Die Bieler Vogelschützerin Liz Vogt findet deutliche Worte: «Hochzeitstauben bringen kein Glück – ganz im Gegenteil. Das ist völliger Blödsinn und sollte strafbar sein.» Die Tiere werden laut Vogt ausgesetzt und – gemeinsam mit den guten Wünschen für eine Ehe – in den Tod geschickt. «Tauben haben entgegen der landläufigen Meinung gar keinen so guten Orientierungssinn», so Vogt. Würden die Tiere an einem ungewohnten Ort ausgesetzt, fänden nicht mehr zurück, verhungerten oder würden zur Beute von Greifvögeln.

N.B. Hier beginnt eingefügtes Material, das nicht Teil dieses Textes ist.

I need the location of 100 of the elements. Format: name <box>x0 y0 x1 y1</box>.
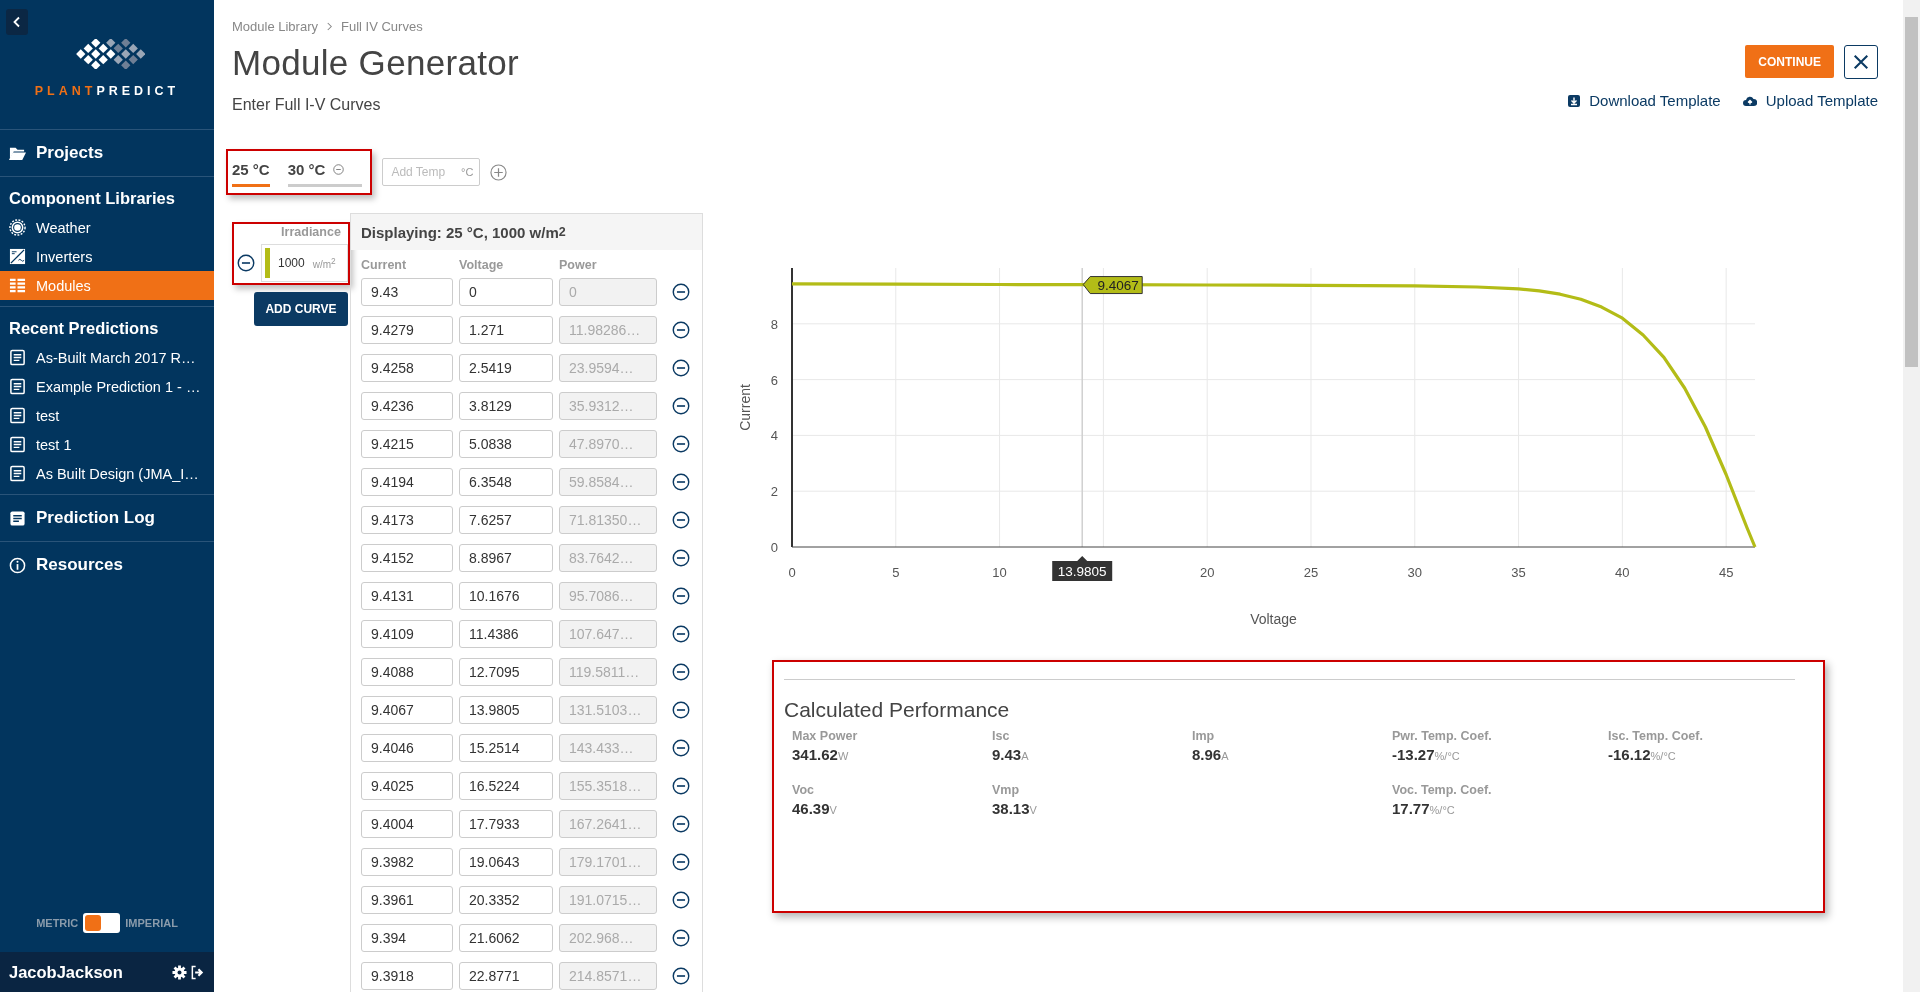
current-field[interactable]: 9.4236 <box>361 392 453 420</box>
voltage-field[interactable]: 5.0838 <box>459 430 553 458</box>
voltage-field[interactable]: 16.5224 <box>459 772 553 800</box>
voltage-field[interactable]: 22.8771 <box>459 962 553 990</box>
breadcrumb-link[interactable]: Full IV Curves <box>341 19 423 34</box>
remove-icon[interactable] <box>672 739 690 757</box>
remove-icon[interactable] <box>672 701 690 719</box>
remove-icon[interactable] <box>672 435 690 453</box>
voltage-field[interactable]: 10.1676 <box>459 582 553 610</box>
voltage-field[interactable]: 13.9805 <box>459 696 553 724</box>
voltage-field[interactable]: 19.0643 <box>459 848 553 876</box>
current-field[interactable]: 9.4279 <box>361 316 453 344</box>
current-field[interactable]: 9.4004 <box>361 810 453 838</box>
scrollbar[interactable] <box>1903 0 1920 992</box>
current-field[interactable]: 9.4109 <box>361 620 453 648</box>
remove-icon[interactable] <box>672 663 690 681</box>
metric-value: 9.43A <box>992 746 1030 763</box>
current-field[interactable]: 9.4131 <box>361 582 453 610</box>
remove-icon[interactable] <box>672 891 690 909</box>
cloud-upload-icon <box>1742 95 1757 106</box>
tab[interactable]: 25 °C <box>232 161 270 187</box>
unit-toggle[interactable] <box>83 913 121 933</box>
remove-icon[interactable] <box>672 777 690 795</box>
voltage-field[interactable]: 15.2514 <box>459 734 553 762</box>
voltage-field[interactable]: 8.8967 <box>459 544 553 572</box>
breadcrumb-link[interactable]: Module Library <box>232 19 318 34</box>
remove-icon[interactable] <box>672 321 690 339</box>
nav-item[interactable]: Example Prediction 1 - … <box>0 372 214 401</box>
tick-label: 0 <box>788 565 796 580</box>
metric-label: Imp <box>1192 729 1216 743</box>
axis-title: Current <box>737 384 753 431</box>
remove-icon[interactable] <box>672 473 690 491</box>
remove-icon[interactable] <box>672 815 690 833</box>
nav-link[interactable]: Projects <box>0 130 214 176</box>
tab[interactable]: 30 °C <box>287 161 363 187</box>
remove-icon[interactable] <box>672 397 690 415</box>
tick-label: 40 <box>1615 565 1630 580</box>
nav-item[interactable]: As-Built March 2017 R… <box>0 343 214 372</box>
collapse-button[interactable] <box>6 9 28 35</box>
voltage-field[interactable]: 12.7095 <box>459 658 553 686</box>
voltage-field[interactable]: 2.5419 <box>459 354 553 382</box>
current-field[interactable]: 9.4025 <box>361 772 453 800</box>
section-heading: Recent Predictions <box>8 319 160 338</box>
template-link[interactable]: Download Template <box>1568 92 1721 109</box>
voltage-field[interactable]: 1.271 <box>459 316 553 344</box>
voltage-field[interactable]: 6.3548 <box>459 468 553 496</box>
tick-label: 0 <box>770 540 778 555</box>
tick-label: 45 <box>1718 565 1734 580</box>
nav-item[interactable]: Inverters <box>0 242 214 271</box>
remove-icon[interactable] <box>672 283 690 301</box>
current-field[interactable]: 9.4194 <box>361 468 453 496</box>
tick-label: 35 <box>1511 565 1526 580</box>
remove-icon[interactable] <box>672 587 690 605</box>
voltage-field[interactable]: 21.6062 <box>459 924 553 952</box>
current-field[interactable]: 9.4215 <box>361 430 453 458</box>
current-field[interactable]: 9.3982 <box>361 848 453 876</box>
voltage-field[interactable]: 20.3352 <box>459 886 553 914</box>
current-field[interactable]: 9.4088 <box>361 658 453 686</box>
current-field[interactable]: 9.3918 <box>361 962 453 990</box>
current-field[interactable]: 9.4258 <box>361 354 453 382</box>
info-icon <box>9 556 26 574</box>
voltage-field[interactable]: 3.8129 <box>459 392 553 420</box>
tick-label: 10 <box>992 565 1007 580</box>
current-field[interactable]: 9.4067 <box>361 696 453 724</box>
remove-icon[interactable] <box>237 254 255 272</box>
current-field[interactable]: 9.4152 <box>361 544 453 572</box>
add-icon[interactable] <box>490 163 508 181</box>
settings-icon[interactable] <box>172 964 187 980</box>
current-field[interactable]: 9.394 <box>361 924 453 952</box>
remove-icon[interactable] <box>672 625 690 643</box>
remove-icon[interactable] <box>672 853 690 871</box>
logout-icon[interactable] <box>190 964 205 980</box>
nav-item[interactable]: test 1 <box>0 430 214 459</box>
current-field[interactable]: 9.4046 <box>361 734 453 762</box>
remove-icon[interactable] <box>672 929 690 947</box>
voltage-field[interactable]: 11.4386 <box>459 620 553 648</box>
irradiance-field[interactable]: 1000 w/m$^{2}$ <box>261 244 348 282</box>
current-field[interactable]: 9.4173 <box>361 506 453 534</box>
current-field[interactable]: 9.3961 <box>361 886 453 914</box>
remove-icon[interactable] <box>672 967 690 985</box>
tick-label: 2 <box>770 484 778 500</box>
remove-icon[interactable] <box>672 359 690 377</box>
remove-icon[interactable] <box>672 511 690 529</box>
column-header: Power <box>559 258 598 272</box>
document-icon <box>9 407 26 424</box>
template-link[interactable]: Upload Template <box>1742 92 1878 109</box>
nav-link[interactable]: Prediction Log <box>0 495 214 541</box>
nav-link[interactable]: Resources <box>0 542 214 588</box>
remove-icon[interactable] <box>672 549 690 567</box>
logo-text: PLANT <box>34 84 97 98</box>
add-curve-button[interactable]: ADD CURVE <box>254 292 348 326</box>
page-subtitle: Enter Full I-V Curves <box>232 96 381 114</box>
voltage-field[interactable]: 7.6257 <box>459 506 553 534</box>
nav-item[interactable]: Weather <box>0 213 214 242</box>
current-field[interactable]: 9.43 <box>361 278 453 306</box>
nav-item[interactable]: test <box>0 401 214 430</box>
close-button[interactable] <box>1844 45 1878 79</box>
voltage-field[interactable]: 0 <box>459 278 553 306</box>
voltage-field[interactable]: 17.7933 <box>459 810 553 838</box>
nav-item[interactable]: As Built Design (JMA_I… <box>0 459 214 488</box>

Doch nicht nur Hochzeitstauben, auch Brieftauben finden laut der Thuner Vogelschützerin Ruth Gerber oft nicht mehr in ihren Schlag. «Viele wissen gar nicht, dass viele Stadttauben nichts anderes als gestrandete Zuchttauben sind», so Gerber.
Viele unseriöse Züchter
Dass das Ritual mit den Hochzeitstauben Tierquälerei sein soll, lässt Taubenzüchter Martin Künzler aus Henau SG nicht gelten. Er selbst züchtet seit 40 Jahren Tauben und besitzt aktuell rund 100 Tiere. Künzler räumt allerdings ein: «Unter den Züchtern gibt es sehr viele schwarze Schafe». Laut Künzler eignen sich als Hochzeitstauben nur Brieftauben, denn «alle anderen Taubenarten verhungern, weil sie sich verirren». Aber auch bei Brieftauben können Tiere verloren gehen, diese werden laut dem 50-Jährigen in 90 Prozent der Fälle Opfer von Greifvögeln.
Für Künzler ist klar: «Ein seriöser Züchter hat seine Tiere beringt und er geht an die Veranstaltung, an der die Tiere fliegen sollen, mit.» Das habe dann aber auch seinen Preis. Bei Künzler bekommen die Brauleute je eine weisse Taube in die Hand, dazu werden zwei Körbe mit verschiedenen Tauben hingestellt, die man aufsteigen lassen kann. Er verlangt dafür rund 280 Franken. Für eine Strecke von Wil nach Gossau brauchen seine Tiere maximal 30 Minuten. Sind die Tiere zurück, schicke er den Brautleuten oft ein SMS.